Das Internetunternehmen Yahoo kündigt Veränderungen an: Die verbliebenen Konzernteile sollen in Altaba umbenannt werden. Außerdem wird die heutige Konzernchefin Marissa Mayer das Unternehmen verlassen und nicht länger dem Verwaltungsrat der Firma – dem Kontrollgremium mit weitreichenden Funktionen – angehören.

Die neue Holding Altaba wird vor allem aus der Beteiligung an der chinesischen Onlineplattform Alibaba und Yahoo Japan bestehen. Zuvor hatte Yahoo seinen E-Mail-Dienste sowie seine Websites und Apps verkauft. 

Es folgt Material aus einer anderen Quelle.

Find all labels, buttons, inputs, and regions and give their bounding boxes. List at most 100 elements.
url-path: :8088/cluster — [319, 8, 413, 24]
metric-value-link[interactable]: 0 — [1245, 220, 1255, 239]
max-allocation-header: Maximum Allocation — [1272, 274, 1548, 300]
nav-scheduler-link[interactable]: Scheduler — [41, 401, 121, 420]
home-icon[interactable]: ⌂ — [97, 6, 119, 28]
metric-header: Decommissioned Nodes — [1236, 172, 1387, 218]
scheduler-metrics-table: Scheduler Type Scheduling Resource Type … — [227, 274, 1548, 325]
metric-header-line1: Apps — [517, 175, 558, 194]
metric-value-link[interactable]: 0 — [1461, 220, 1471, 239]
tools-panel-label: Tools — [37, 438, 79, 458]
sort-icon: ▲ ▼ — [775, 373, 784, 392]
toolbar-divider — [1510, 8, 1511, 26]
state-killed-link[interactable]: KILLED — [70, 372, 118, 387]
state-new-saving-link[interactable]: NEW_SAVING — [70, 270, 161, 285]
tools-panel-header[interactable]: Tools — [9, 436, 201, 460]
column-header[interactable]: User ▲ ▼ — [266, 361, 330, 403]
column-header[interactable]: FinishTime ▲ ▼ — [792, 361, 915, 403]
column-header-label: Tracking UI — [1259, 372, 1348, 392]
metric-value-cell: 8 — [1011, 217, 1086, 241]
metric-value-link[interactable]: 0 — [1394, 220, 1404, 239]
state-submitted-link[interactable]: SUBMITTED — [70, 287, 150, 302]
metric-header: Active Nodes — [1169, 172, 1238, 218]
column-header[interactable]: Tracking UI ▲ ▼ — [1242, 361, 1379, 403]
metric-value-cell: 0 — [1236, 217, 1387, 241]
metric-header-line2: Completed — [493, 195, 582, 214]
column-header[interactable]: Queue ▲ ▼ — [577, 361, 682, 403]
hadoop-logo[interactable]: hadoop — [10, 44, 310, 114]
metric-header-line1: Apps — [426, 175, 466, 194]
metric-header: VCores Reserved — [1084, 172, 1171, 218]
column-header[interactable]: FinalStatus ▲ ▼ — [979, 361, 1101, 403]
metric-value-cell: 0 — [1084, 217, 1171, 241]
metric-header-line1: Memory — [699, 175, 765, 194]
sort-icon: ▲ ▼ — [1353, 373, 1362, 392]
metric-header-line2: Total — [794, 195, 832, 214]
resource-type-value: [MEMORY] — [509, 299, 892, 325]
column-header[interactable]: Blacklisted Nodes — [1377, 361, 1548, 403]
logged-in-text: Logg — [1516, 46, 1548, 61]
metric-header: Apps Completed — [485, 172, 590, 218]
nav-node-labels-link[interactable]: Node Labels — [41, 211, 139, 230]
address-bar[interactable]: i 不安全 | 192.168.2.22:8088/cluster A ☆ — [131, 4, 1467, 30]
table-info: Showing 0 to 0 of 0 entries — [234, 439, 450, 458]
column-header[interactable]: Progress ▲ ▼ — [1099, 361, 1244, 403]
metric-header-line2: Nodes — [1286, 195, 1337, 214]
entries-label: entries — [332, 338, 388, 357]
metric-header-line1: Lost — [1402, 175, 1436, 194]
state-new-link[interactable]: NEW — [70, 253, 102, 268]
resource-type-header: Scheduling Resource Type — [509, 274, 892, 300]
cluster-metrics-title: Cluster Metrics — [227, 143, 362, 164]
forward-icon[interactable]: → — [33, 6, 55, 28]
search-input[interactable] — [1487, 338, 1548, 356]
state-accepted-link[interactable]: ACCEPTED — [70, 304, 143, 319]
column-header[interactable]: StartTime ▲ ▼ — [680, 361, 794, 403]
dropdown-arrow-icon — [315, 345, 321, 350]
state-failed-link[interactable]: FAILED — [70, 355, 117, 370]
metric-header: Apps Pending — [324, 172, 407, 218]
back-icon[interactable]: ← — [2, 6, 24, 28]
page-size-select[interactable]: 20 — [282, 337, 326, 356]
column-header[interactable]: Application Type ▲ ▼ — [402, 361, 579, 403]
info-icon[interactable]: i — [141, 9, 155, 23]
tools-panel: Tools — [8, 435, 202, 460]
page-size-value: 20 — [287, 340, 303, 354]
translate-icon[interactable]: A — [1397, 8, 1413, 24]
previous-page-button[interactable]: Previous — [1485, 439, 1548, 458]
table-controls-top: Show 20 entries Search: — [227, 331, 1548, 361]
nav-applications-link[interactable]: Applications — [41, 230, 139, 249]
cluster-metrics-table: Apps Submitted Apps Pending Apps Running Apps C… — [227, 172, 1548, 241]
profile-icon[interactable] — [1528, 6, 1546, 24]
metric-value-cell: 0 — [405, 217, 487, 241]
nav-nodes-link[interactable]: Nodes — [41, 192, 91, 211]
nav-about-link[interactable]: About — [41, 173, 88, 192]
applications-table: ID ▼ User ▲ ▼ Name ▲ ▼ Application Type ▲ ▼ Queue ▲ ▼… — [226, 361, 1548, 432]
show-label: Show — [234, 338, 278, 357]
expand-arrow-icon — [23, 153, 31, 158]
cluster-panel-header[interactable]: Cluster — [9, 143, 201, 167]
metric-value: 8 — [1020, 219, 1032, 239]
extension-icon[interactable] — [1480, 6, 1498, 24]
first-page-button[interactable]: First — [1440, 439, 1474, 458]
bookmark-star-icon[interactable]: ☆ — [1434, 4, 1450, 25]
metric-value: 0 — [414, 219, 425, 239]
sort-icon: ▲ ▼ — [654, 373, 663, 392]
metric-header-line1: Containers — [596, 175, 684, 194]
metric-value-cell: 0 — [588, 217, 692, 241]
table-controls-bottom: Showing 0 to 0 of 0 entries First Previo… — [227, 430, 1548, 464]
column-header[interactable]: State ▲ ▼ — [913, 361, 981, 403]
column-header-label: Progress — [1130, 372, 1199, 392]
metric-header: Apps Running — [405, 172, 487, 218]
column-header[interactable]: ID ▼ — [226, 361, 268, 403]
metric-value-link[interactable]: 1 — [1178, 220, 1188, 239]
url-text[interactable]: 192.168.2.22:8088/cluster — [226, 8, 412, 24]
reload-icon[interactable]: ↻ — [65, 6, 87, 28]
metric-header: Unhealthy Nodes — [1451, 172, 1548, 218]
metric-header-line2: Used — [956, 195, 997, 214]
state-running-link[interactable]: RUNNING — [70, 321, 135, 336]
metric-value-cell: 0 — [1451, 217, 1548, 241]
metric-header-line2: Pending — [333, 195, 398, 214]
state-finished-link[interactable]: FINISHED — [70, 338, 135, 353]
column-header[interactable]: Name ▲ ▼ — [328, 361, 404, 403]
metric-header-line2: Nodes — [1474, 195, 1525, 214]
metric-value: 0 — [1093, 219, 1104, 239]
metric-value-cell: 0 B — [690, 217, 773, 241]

Yahoo räumte ein, dass der geplante Verkauf an den US-amerikanischen Telekommunikationskonzern Verizon für 4,8 Milliarden nicht zustande kommen könnte. Verizon könnte den Deal platzen lassen, hieß es seitens des Unternehmens. Hintergrund sei, dass Daten von Nutzern bei dem Konzern nicht sicher waren. Bei zwei Onlineattacken in den Jahren 2013 und 2014 waren persönliche Daten von 500 Millionen beziehungsweise einer Milliarde Yahoo-Nutzer entwendet worden. Verizon hat bereits ankündigt an, den Deal prüfen zu wollen. 

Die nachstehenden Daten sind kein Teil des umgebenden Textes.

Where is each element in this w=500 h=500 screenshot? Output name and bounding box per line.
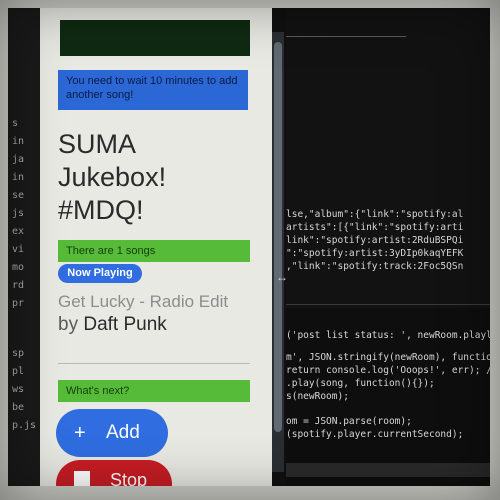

Mayer war es nicht gelungen, dem von Konkurrenten Google und Facebook an den Rand gedrängte Unternehmen wieder Erfolg zu verschaffen. Anfang 2016 war bereits über ihren Abgang spekuliert worden, doch sie redete den offensichtlich desolaten Zustand Yahoos schön. "Ich glaube an Yahoo und bin jeden Tag inspiriert", sagte Mayer noch Anfang 2016.